No fue un juego perfecto—Byron Buxton y Trevor Larnach le arrebataron sendos jonrones—, pero su consistencia en la zona de strike (siete ponches, cero bases por bolas) sentó las bases para una victoria contundente.
"Sabía que tenía que ser agresivo desde el primer lanzamiento", comentó Warren después del partido. "Minnesota tiene bateadores peligrosos, pero confié en mi recta y en el ajuste que hicimos entre entradas". La estrategia funcionó: el bullpen, con Luke Weaver y David Bednar, cerró sin complicaciones el 6-2 que mantiene a los Yankees en racha.
Lo que hace más relevante esta actuación es el contexto:
- Warren se convirtió en el primer abridor de Nueva York en alcanzar la séptima entrada desde el 11 de julio, cuando Carlos Rodón lo logró contra los Cachorros.

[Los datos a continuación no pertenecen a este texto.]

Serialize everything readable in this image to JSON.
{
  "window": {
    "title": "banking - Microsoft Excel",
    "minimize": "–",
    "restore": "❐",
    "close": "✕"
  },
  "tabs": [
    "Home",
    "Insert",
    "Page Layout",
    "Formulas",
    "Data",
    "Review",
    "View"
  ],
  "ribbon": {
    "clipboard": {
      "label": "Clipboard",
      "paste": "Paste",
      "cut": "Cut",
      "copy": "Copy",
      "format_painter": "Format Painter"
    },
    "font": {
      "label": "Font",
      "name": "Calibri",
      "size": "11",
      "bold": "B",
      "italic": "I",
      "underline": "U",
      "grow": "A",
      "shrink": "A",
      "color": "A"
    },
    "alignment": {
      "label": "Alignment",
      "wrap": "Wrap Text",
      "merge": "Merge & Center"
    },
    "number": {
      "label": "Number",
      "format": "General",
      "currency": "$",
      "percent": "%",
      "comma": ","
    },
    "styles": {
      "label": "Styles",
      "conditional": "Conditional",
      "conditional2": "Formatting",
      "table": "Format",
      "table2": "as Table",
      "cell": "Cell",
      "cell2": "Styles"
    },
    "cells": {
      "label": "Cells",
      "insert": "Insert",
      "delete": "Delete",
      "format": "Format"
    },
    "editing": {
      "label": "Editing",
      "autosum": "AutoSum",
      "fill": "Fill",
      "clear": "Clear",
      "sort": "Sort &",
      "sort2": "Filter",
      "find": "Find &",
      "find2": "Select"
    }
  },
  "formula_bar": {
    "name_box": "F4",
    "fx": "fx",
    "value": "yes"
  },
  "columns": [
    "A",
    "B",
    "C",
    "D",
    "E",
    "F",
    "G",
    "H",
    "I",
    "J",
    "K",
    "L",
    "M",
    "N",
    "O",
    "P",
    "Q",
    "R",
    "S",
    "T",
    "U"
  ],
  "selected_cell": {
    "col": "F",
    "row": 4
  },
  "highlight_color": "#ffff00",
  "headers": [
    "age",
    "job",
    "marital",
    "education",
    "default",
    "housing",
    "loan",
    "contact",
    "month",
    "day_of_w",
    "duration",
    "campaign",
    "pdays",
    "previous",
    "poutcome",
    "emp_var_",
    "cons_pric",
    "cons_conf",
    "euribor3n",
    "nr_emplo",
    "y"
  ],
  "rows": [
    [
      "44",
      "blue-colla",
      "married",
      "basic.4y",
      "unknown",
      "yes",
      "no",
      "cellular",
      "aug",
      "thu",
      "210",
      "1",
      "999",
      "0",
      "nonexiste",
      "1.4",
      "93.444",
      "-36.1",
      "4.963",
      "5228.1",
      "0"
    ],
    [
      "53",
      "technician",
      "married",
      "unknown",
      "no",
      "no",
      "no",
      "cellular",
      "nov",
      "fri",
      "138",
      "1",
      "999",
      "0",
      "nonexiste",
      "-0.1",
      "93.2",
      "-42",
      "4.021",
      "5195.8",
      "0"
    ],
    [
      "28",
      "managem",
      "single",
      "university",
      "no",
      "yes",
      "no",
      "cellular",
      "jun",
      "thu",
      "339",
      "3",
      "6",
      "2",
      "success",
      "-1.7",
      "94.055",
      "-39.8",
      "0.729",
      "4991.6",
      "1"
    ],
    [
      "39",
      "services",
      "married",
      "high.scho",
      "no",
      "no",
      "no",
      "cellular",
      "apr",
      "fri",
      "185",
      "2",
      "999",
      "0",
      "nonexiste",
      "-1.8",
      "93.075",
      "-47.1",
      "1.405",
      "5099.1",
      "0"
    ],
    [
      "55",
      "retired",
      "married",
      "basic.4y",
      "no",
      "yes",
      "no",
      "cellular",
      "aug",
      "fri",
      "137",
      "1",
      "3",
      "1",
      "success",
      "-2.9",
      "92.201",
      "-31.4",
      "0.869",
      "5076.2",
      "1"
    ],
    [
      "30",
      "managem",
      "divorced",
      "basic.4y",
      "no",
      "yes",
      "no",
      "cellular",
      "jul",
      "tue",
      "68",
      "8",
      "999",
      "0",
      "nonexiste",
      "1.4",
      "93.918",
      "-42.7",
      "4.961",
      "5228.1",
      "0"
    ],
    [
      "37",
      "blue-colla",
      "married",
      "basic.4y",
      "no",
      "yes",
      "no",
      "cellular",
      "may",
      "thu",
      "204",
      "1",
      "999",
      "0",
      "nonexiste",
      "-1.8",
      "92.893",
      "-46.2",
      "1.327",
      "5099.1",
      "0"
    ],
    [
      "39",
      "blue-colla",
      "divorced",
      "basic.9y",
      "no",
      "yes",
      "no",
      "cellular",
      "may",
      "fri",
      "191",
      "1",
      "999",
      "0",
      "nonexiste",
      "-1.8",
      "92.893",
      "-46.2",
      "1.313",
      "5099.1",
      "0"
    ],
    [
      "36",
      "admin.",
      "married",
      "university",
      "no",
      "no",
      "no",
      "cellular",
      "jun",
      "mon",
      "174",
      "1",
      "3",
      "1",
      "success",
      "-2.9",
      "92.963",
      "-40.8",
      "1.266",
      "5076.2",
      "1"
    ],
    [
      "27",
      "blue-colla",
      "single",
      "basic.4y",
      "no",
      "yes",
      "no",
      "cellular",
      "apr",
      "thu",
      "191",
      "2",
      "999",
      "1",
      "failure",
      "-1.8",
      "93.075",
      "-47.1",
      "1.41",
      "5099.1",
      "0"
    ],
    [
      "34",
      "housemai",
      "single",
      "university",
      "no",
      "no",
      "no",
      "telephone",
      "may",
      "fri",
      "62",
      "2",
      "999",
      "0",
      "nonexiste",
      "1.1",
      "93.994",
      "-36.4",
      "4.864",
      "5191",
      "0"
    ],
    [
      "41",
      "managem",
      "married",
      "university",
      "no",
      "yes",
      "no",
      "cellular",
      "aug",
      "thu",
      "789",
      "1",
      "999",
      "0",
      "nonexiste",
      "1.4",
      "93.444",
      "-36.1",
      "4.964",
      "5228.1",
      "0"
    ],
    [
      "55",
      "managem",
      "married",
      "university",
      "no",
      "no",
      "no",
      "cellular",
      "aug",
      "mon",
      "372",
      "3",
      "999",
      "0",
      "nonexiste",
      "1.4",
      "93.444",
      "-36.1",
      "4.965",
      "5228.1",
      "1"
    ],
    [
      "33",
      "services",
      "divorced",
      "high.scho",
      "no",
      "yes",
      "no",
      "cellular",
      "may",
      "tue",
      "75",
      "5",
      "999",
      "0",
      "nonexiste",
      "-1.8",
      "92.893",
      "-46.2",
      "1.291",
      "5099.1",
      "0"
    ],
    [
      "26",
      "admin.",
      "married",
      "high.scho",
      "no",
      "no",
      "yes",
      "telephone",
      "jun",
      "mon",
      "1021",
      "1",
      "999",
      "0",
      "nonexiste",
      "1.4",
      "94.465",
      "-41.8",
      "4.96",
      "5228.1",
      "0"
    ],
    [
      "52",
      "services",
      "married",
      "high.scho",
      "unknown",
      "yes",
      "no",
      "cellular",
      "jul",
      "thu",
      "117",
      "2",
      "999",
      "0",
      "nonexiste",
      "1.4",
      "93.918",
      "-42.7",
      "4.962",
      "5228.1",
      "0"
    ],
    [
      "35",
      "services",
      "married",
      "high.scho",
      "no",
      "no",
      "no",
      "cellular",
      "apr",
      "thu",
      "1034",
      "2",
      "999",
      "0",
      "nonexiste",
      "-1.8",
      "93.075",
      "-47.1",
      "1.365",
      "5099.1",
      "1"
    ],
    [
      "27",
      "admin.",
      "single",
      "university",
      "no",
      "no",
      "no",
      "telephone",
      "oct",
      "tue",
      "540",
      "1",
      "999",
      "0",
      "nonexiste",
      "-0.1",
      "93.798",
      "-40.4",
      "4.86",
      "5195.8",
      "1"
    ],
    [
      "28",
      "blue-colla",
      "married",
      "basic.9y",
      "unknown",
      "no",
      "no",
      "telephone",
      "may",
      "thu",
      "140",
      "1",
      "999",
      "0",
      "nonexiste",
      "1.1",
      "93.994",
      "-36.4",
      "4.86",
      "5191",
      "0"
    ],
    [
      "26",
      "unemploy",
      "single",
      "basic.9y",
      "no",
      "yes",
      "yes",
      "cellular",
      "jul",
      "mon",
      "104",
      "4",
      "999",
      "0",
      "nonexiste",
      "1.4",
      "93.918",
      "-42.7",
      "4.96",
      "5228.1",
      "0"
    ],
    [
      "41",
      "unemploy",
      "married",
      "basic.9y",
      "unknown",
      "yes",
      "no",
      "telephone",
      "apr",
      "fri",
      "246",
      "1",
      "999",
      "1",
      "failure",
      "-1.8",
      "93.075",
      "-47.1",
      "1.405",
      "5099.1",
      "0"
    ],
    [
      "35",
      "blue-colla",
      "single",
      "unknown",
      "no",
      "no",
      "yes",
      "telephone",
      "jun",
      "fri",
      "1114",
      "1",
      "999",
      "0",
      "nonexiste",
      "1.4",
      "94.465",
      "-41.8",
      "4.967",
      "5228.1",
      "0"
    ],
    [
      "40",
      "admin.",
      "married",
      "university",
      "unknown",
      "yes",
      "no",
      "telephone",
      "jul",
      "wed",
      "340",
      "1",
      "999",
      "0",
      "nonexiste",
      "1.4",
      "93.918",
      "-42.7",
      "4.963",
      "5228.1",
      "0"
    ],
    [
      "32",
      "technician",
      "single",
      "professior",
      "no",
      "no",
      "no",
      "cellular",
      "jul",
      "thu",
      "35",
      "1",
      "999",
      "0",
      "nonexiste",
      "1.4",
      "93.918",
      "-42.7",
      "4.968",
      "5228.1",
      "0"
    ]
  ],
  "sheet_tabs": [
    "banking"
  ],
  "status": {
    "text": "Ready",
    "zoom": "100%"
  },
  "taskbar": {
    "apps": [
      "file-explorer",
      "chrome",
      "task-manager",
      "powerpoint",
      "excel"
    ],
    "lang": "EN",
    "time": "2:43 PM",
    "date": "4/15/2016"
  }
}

- El equipo no ganaba un primer juego de serie desde antes del receso del Juego de Estrellas, una sequía que pesaba en el vestuario.
- La ofensiva respaldó con tres cuadrangulares: Cody Bellinger (que rompió una mala racha de 12 juegos sin jonrones), Giancarlo Stanton y el emergente Ben Rice.
Con esta victoria, Nueva York suma 23 triunfos en los últimos 30 enfrentamientos contra Minnesota en temporada regular. Un dominio que, noche tras noche, se consolida con pitcheo sólido y bateos oportunos.